The star and two Los Angeles-based associate firms had sued Sir Philip Green's high street retail firm for £3.3m, after it allegedly used her image without authorisation.

The t-shirts, originally sold under the name Rihanna Tank, featured an image taken by a paparazzi photographer without Rihanna's permission while she was filming a video in Northern Ireland in 2011.

According to court documents, Topshop removed Rihanna's name from the t-shirt after being challenged by her lawyers, rebranding the garment as Headscarf Girl Tank and then Icon Tank.

However the retailer continued to use Rihanna's image, claiming her request for its withdrawal was unjustifiable.

In his summary, Mr Justice Birss said that a "substantial number" of buyers would have bought the T-shirt in the belief that Rihanna had approved it, and decreed that the sale of the garment undermined Rihanna's reputation in the "fashion sphere".

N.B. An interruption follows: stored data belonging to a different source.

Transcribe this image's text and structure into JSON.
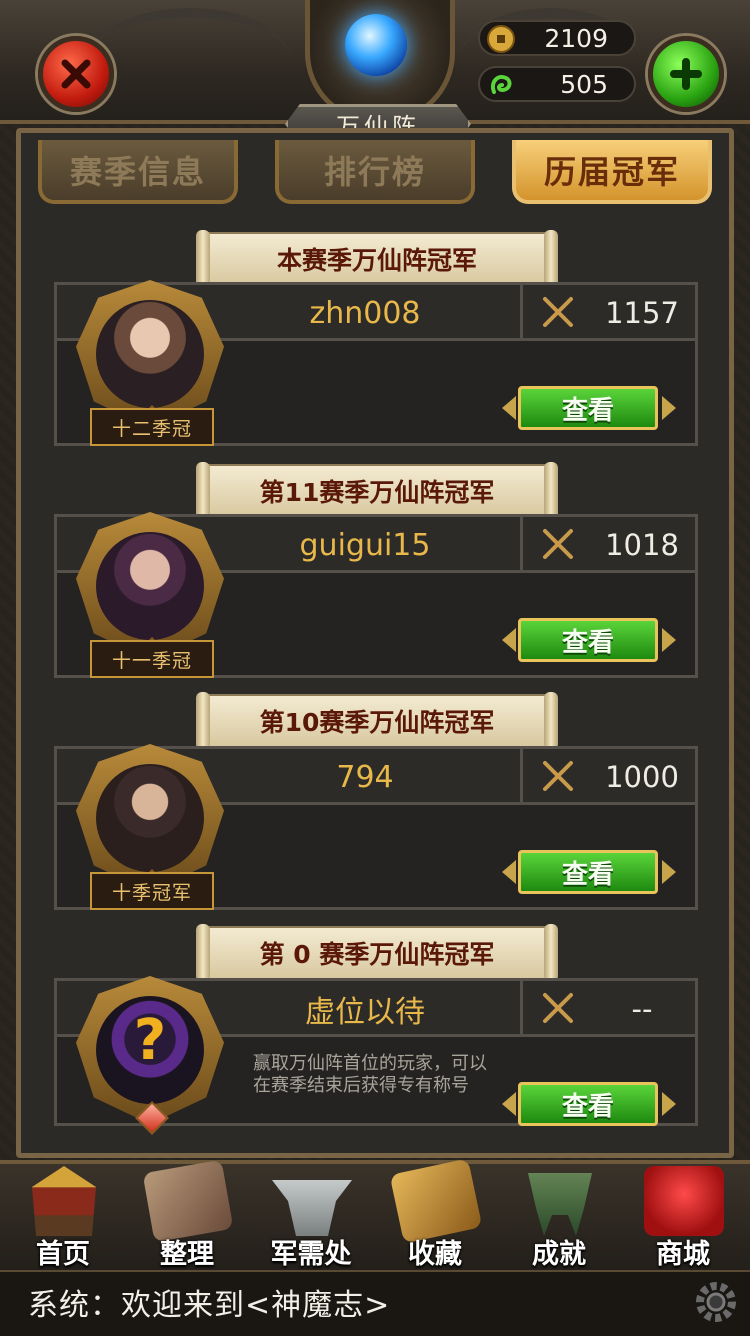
{
  "header": {
    "title": "万仙阵",
    "gold_amount": "2109",
    "jade_amount": "505"
  },
  "tabs": [
    {
      "label": "赛季信息",
      "active": false
    },
    {
      "label": "排行榜",
      "active": false
    },
    {
      "label": "历届冠军",
      "active": true
    }
  ],
  "champions": [
    {
      "banner": "本赛季万仙阵冠军",
      "name": "zhn008",
      "score": "1157",
      "plate": "十二季冠",
      "button": "查看"
    },
    {
      "banner": "第11赛季万仙阵冠军",
      "name": "guigui15",
      "score": "1018",
      "plate": "十一季冠",
      "button": "查看"
    },
    {
      "banner": "第10赛季万仙阵冠军",
      "name": "794",
      "score": "1000",
      "plate": "十季冠军",
      "button": "查看"
    },
    {
      "banner": "第 0 赛季万仙阵冠军",
      "name": "虚位以待",
      "score": "--",
      "description": "赢取万仙阵首位的玩家，可以在赛季结束后获得专有称号",
      "button": "查看"
    }
  ],
  "nav": [
    {
      "label": "首页",
      "icon": "house-icon"
    },
    {
      "label": "整理",
      "icon": "bag-icon"
    },
    {
      "label": "军需处",
      "icon": "anvil-icon"
    },
    {
      "label": "收藏",
      "icon": "book-icon"
    },
    {
      "label": "成就",
      "icon": "cauldron-icon"
    },
    {
      "label": "商城",
      "icon": "treasure-bag-icon"
    }
  ],
  "system_message": "系统：欢迎来到<神魔志>"
}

The judge added: "There is no such thing as a general right by a famous person to control the reproduction of their image. The taking of the photograph is not suggested to have breached Rihanna's privacy.

"The mere sale by a trader of a T-shirt bearing an image of a famous person is not an act of passing off. However, I find that Topshop's sale of this T-shirt was an act of passing off."

Birss did not specify the amount of compensation to be paid to Rihanna, who brought the suit under her full name of Robyn Rihanna Fenty.